Queries and updates are written as pure functions in the Reader and State monads. This means developers do not need to learn a new language with a complete different programming paradigm just to get ACID guarantees. Additionally, they are not required to force their design into a relational model when all they really want is ACID. Though, they can still use a relational model on top of acid-state when appropriate. The developer is able to retain all the benefits of Haskell coming from purity, type-checking, type-classes, polymorphism, code reuse, etc. In fact, acid-state is only possible because of the Haskell type system and purity.

acid-state is also impervious to SQL-injection style attacks. Haskell SQL DSLs will generally prevent inject attacks by making sure user submitted data is properly escaped. But with acid-state there is simply no way that data submitted by a user could ever be mistaken for code that should be run.

Because acid-state events are pure and written in Haskell, it is easy to unit test them in isolation using standard tools like HUnit and QuickCheck. acid-state also offers a special memory based backend that stores all the transaction logs in RAM. It's intended use is to make it easier to write tests that run against a populated AcidState by not requiring the tests to create files on disk or clean them up afterwards.

acid-state also provides built-in mechanisms for safe data migration, making it easier to push new versions of the server live.

acid-state is a library which is linked directly in the end application.
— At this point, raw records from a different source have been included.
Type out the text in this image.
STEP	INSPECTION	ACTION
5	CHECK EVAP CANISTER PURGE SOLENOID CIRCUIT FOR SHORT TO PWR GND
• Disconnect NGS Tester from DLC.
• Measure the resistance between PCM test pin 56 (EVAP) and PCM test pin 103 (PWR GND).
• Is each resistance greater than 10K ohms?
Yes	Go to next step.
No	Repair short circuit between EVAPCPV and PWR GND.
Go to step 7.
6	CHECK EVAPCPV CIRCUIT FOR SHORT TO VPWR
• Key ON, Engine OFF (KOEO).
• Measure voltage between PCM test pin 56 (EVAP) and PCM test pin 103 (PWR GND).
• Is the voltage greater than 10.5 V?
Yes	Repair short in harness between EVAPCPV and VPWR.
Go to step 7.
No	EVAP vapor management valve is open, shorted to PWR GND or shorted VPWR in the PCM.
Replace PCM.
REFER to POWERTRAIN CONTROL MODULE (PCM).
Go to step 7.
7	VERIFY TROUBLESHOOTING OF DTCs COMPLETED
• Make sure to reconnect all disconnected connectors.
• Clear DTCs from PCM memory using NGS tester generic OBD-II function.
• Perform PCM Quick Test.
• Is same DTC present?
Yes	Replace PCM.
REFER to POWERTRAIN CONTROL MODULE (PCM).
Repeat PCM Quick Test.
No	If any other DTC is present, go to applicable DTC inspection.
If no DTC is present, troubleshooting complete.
This makes it easier to deploy an application because there is no extra server that needs to be installed, configured and maintained. Unlike sqlite, (a self-contained, serverless, zero-configuration SQL database engine), acid-state has plans for replication, sharding, and other features typically only found in external databases.
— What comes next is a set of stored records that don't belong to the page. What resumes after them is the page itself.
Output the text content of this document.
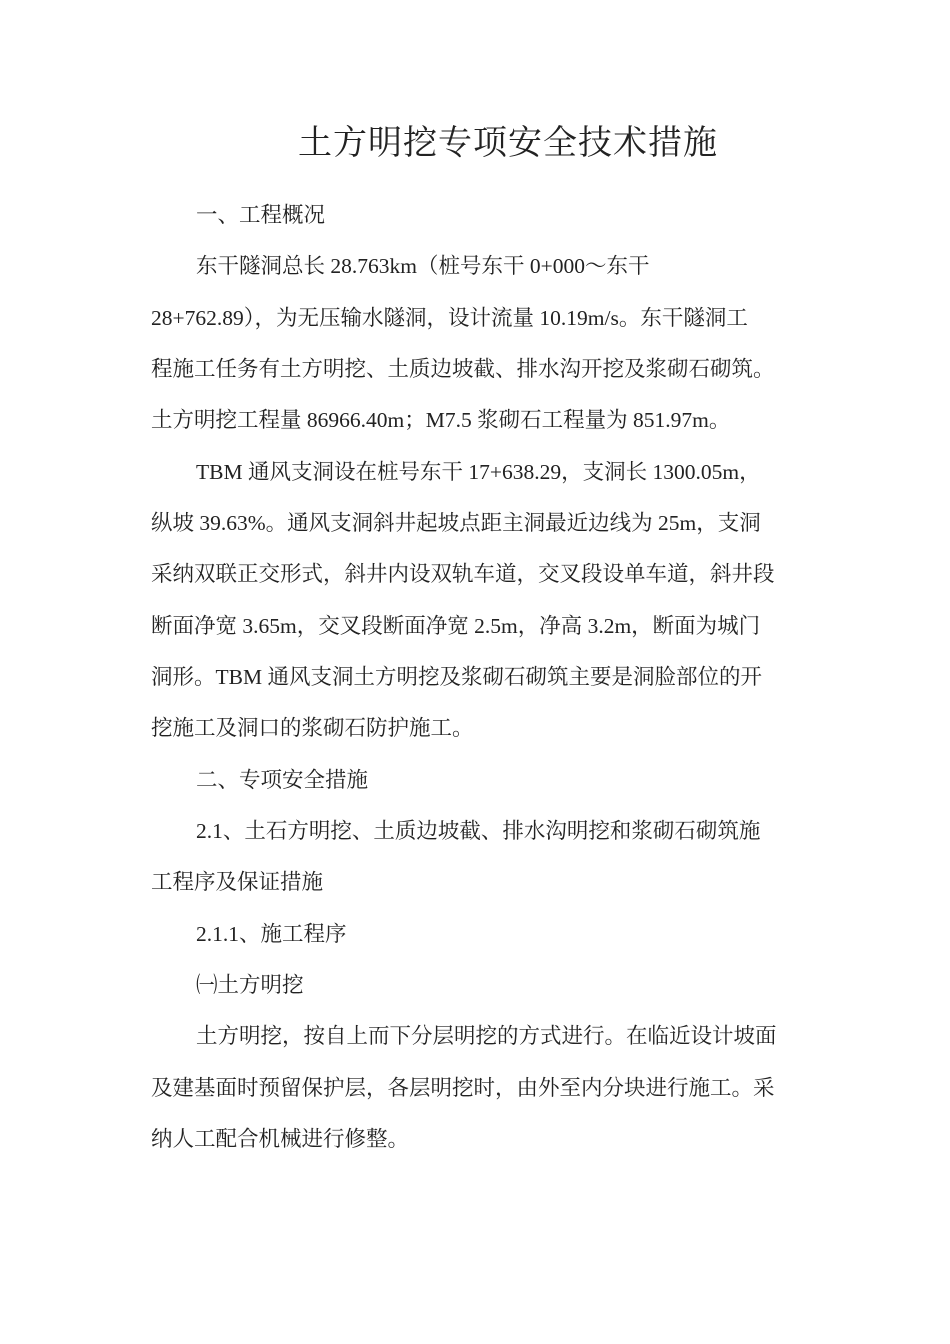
土方明挖专项安全技术措施
一、工程概况
东干隧洞总长 28.763km（桩号东干 0+000～东干
28+762.89），为无压输水隧洞，设计流量 10.19m/s。东干隧洞工
程施工任务有土方明挖、土质边坡截、排水沟开挖及浆砌石砌筑。
土方明挖工程量 86966.40m；M7.5 浆砌石工程量为 851.97m。
TBM 通风支洞设在桩号东干 17+638.29，支洞长 1300.05m，
纵坡 39.63%。通风支洞斜井起坡点距主洞最近边线为 25m，支洞
采纳双联正交形式，斜井内设双轨车道，交叉段设单车道，斜井段
断面净宽 3.65m，交叉段断面净宽 2.5m，净高 3.2m，断面为城门
洞形。TBM 通风支洞土方明挖及浆砌石砌筑主要是洞脸部位的开
挖施工及洞口的浆砌石防护施工。
二、专项安全措施
2.1、土石方明挖、土质边坡截、排水沟明挖和浆砌石砌筑施
工程序及保证措施
2.1.1、施工程序
㈠土方明挖
土方明挖，按自上而下分层明挖的方式进行。在临近设计坡面
及建基面时预留保护层，各层明挖时，由外至内分块进行施工。采
纳人工配合机械进行修整。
While these features are interesting in themselves, what really makes acid-state impressive is that it is exceedingly fast and able to handle huge numbers of simultaneous transactions.
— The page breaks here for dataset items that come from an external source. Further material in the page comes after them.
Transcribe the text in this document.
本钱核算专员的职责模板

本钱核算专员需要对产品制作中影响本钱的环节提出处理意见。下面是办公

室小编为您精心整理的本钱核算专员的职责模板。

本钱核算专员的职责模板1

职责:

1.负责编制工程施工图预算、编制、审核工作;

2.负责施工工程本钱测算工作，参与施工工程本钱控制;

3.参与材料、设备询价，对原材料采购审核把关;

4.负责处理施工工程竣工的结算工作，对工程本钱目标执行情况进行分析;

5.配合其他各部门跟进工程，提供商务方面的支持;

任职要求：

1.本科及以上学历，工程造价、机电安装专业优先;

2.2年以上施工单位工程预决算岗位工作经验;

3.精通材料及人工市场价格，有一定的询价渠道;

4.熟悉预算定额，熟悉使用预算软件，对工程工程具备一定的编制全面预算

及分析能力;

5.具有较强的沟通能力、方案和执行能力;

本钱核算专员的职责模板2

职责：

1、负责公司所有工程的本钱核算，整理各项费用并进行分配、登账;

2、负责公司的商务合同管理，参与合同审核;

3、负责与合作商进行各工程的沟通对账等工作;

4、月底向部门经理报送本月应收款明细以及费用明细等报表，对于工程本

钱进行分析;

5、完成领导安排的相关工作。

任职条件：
This acid-state example forks 100,000 threads which all compete to update the same counter. On my laptop, it can perform over 25,000 updates per second. It is IO bound by the slow, laptop harddrive -- so a real server should be able to perform significantly better.

As a side note, acid-state is currently only ~2000 lines including comments, imports, and blank lines.

Off-the-shelf libraries

We are currently laying the ground work to be able to offer a selection of off the shelf components making it easy to add authentication, user accounts, payment processing, blogs, and more to your website. Stay tuned for more details soon!

Conclusion

Happstack is continuing to innovate and evolve. During Happstack 8 development we will be looking at many of the core technologies in Happstack and figuring out how to bring them more in line with our ideals. This will make Happstack even faster, more robust, and easier to use. As part of this process, we will be publishing a blog series talking about what we are currently working on. This will force us to justify why the design decisions are in harmony with our philosophy. And if our design is not, then we will have to change it until it is. We will also compare our solutions to solutions offered by other frameworks and show why we think our solution fits better with our ideals. In doing that, we hope to expose weaknesses and oversights of our own designs that we can go back and address. We also hope it will encourage reader feedback. And we also hope it will make it easier to contribute to Happstack by providing documentation explaining why things are the way they are.